By Kevin Nickelson
It is inevitable, whether you be a veteran reviewer or just a fan, that the horror genre archetypes tend to repeat themselves. Almost like that recurring nightmare that can linger with some folks for years. The slasher killer stalking the pretty victims or the vampire resurrecting with the help of an unfortunate person’s blood. Cyclical in many ways. For the filmmaker in this blood and latex application forum, the key to standing out amongst the rest of his or her colleagues is, if they have not the freshest of materials, to take the familiar and refurbish so as to have it appear exciting and new. You’re Not Alone, from director Eduardo Rodriguez and executive producer Jay Hernandez (of Magnum P.I. reboot fame), travels decidedly down a familiar road, with some nice new upholstery to fool the audience.
A suicide survivor is struggling to get her life back when her estranged husband dies and she is granted custody of the young daughter she has barely seen. The pair move into a beautiful home and are almost immediately beset by eerie goings-on caused by a strange presence within the domicile’s walls. There is also a creepy ex-acquaintance harassing mom. And there are the requisite number of flashbacks to the mom’s gruesome attempt to take her own life by slitting her wrists in a bathtub. Is this otherworldly presence real? Is a conventional killer inside the home? Is mommy merely suffering from her own questionable mental state.
The film is a slow burn for nearly two-thirds of its running time, interrupted by a fair deal of faux jump scares that tend to produce a ho-hum reaction after awhile. Action does kick in in time for quite the lively finale. In fact, the blood-soaked climax will suitably appeal to gorehounds and fans of the grisly effect mom and disguised, cloaked killer/presence duke it out with a butcher knife in full use.
Katia Winter carries a compelling presence as the heroine Emma. She adopts the Stanislavsky method of using the face to show emotion quite well, notably in the quiet stare. In a type of film that is easily at risk of inducing the ham performance from actors, Winter is remarkably restrained for the most part. The actress is matched on performance level by Leya Catlett (listed as Ashley E. Jones onscreen) as daughter Isla. Expressing child-like innocence and fear without going full-throttle screaming banshee is no easy task and Catlett balances it well. Patrick Hamilton as the weirdo former friend is one-note psycho caricature pulled from any number of stalk and slash efforts over the years.
Director Rodriguez handles the material well, opting mainly to avoid cgi effects and leaning more toward the less is more, unseen menace formula. This is decidedly a nice change of pace from the usual, in-your-face monster shows that happen today. He knows how to craft the suspense moment as well, with some neat, languid camera movement and the occasional static pause to infuse dread.

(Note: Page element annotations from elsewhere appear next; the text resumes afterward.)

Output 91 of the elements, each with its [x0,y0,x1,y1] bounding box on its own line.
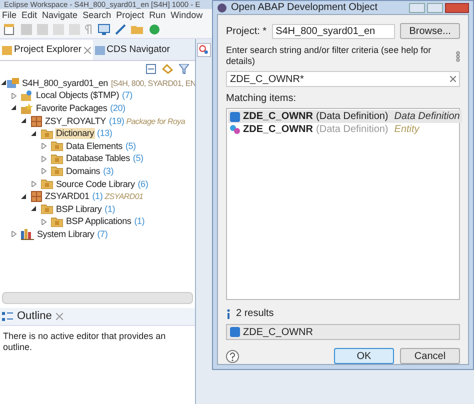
close-icon[interactable] [84,46,91,54]
package-description: Package for Roya [126,116,186,127]
package-icon [31,116,42,127]
results-list[interactable]: ZDE_C_OWNR (Data Definition) Data Definition ZDE_C_OWNR (Data Definition) Entity [226,108,460,300]
project-icon [7,78,19,89]
dialog-title: Open ABAP Development Object [231,1,378,15]
collapse-all-icon[interactable] [146,64,156,74]
tree-item[interactable]: Source Code Library [55,178,136,190]
item-count: (1) [134,216,145,228]
menu-item[interactable]: Navigate [42,10,78,20]
horizontal-scrollbar[interactable] [2,292,193,304]
tree-item[interactable]: Domains [65,166,102,177]
project-field[interactable]: S4H_800_syard01_en [272,24,396,38]
folder-icon [41,204,53,214]
monitor-icon[interactable] [98,24,110,35]
connection-info: [S4H, 800, SYARD01, EN [110,78,195,89]
folder-icon [41,128,53,139]
folder-icon [51,166,63,176]
results-count: 2 results [236,307,274,321]
open-folder-icon[interactable] [131,24,144,35]
expanded-arrow-icon[interactable] [1,80,7,86]
navigator-icon [94,45,105,55]
folder-icon [51,141,63,152]
item-count: (5) [125,140,136,152]
empty-message: There is no active editor that provides an outline. [3,331,167,353]
item-count: (20) [110,102,126,114]
more-icon[interactable] [456,50,460,62]
maximize-button[interactable] [427,2,443,12]
tree-item[interactable]: S4H_800_syard01_en [21,78,109,89]
tree-item[interactable]: BSP Library [55,204,103,215]
item-count: (7) [122,90,132,102]
selection-field: ZDE_C_OWNR [226,324,460,340]
minimize-button[interactable] [409,2,425,12]
menu-item[interactable]: Window [170,10,203,20]
new-icon[interactable] [4,24,16,35]
view-tab[interactable]: Project Explorer [0,40,93,60]
menu-item[interactable]: Edit [22,10,38,20]
app-icon [217,2,227,12]
ok-button[interactable]: OK [334,348,394,364]
package-description: ZSYARD01 [104,191,144,202]
item-count: (5) [132,153,144,164]
definition-icon [230,327,240,337]
instruction-text: Enter search string and/or filter criteria (see help for details) [226,45,432,67]
clear-icon[interactable] [450,76,456,82]
tree-item[interactable]: Dictionary [55,128,96,140]
menu-item[interactable]: Run [149,10,166,20]
help-icon[interactable] [226,350,239,362]
menu-item[interactable]: Project [116,10,144,20]
star-folder-icon [21,102,33,114]
books-icon [21,228,34,240]
search-field[interactable]: ZDE_C_OWNR* [226,71,460,87]
close-button[interactable] [445,2,469,12]
item-count: (6) [138,178,148,190]
entity-icon [230,124,240,134]
menu-item[interactable]: File [2,10,17,20]
field-label: Project: * [226,24,267,38]
info-icon [226,308,231,318]
folder-icon [51,216,63,227]
package-icon [31,191,42,202]
tree-item[interactable]: BSP Applications [65,216,132,228]
pilcrow-icon[interactable] [85,24,93,35]
item-count: (13) [97,128,112,140]
item-count: (1) [104,204,116,215]
definition-icon [230,112,240,122]
tree-item[interactable]: ZSY_ROYALTY [44,116,107,127]
item-count: (3) [103,166,114,177]
tree-item[interactable]: System Library [36,228,96,240]
item-count: (1) [92,191,103,202]
cancel-button[interactable]: Cancel [400,348,460,364]
tree-item[interactable]: Local Objects ($TMP) [35,90,120,102]
list-label: Matching items: [226,92,298,106]
close-icon[interactable] [56,313,63,320]
item-count: (19) [109,116,124,127]
folder-icon [2,45,12,55]
link-icon[interactable] [162,64,173,74]
outline-icon [2,312,13,322]
view-tab[interactable]: CDS Navigator [92,40,172,60]
filter-icon[interactable] [179,64,189,74]
result-item[interactable]: ZDE_C_OWNR (Data Definition) Data Definition [228,110,462,123]
browse-button[interactable]: Browse... [400,23,460,39]
person-folder-icon [21,90,33,102]
result-item[interactable]: ZDE_C_OWNR (Data Definition) Entity [228,123,422,136]
menu-item[interactable]: Search [82,10,112,20]
item-count: (7) [97,228,108,240]
tree-item[interactable]: Database Tables [65,153,131,164]
view-title[interactable]: Outline [17,308,52,325]
folder-icon [51,154,63,164]
tree-item[interactable]: Favorite Packages [35,102,108,114]
tree-item[interactable]: Data Elements [65,140,124,152]
folder-icon [41,179,53,190]
tree-item[interactable]: ZSYARD01 [44,191,90,202]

Special note should go to the lush house used for filming, as well as the wooded exteriors in Goshen, New York. The many rooms, especially the attic, lend a certain lonely chill to the events transpiring around mom and daughter. The climactic scene in the woods outdoors brought a definite sense of creep.
Luis Ascanio’s score enhances the feel of foreboding needed for cinema such as this to be truly effective. The building tones of the final 15 minutes really help you forget the gapes in logic the finale has and just enjoy the ride.
You’re Not Alone will surprise no one who has even seen just a few chillers in the celluloid goosebump arena but it does manage to simply entertain as a thriller and look good in doing it.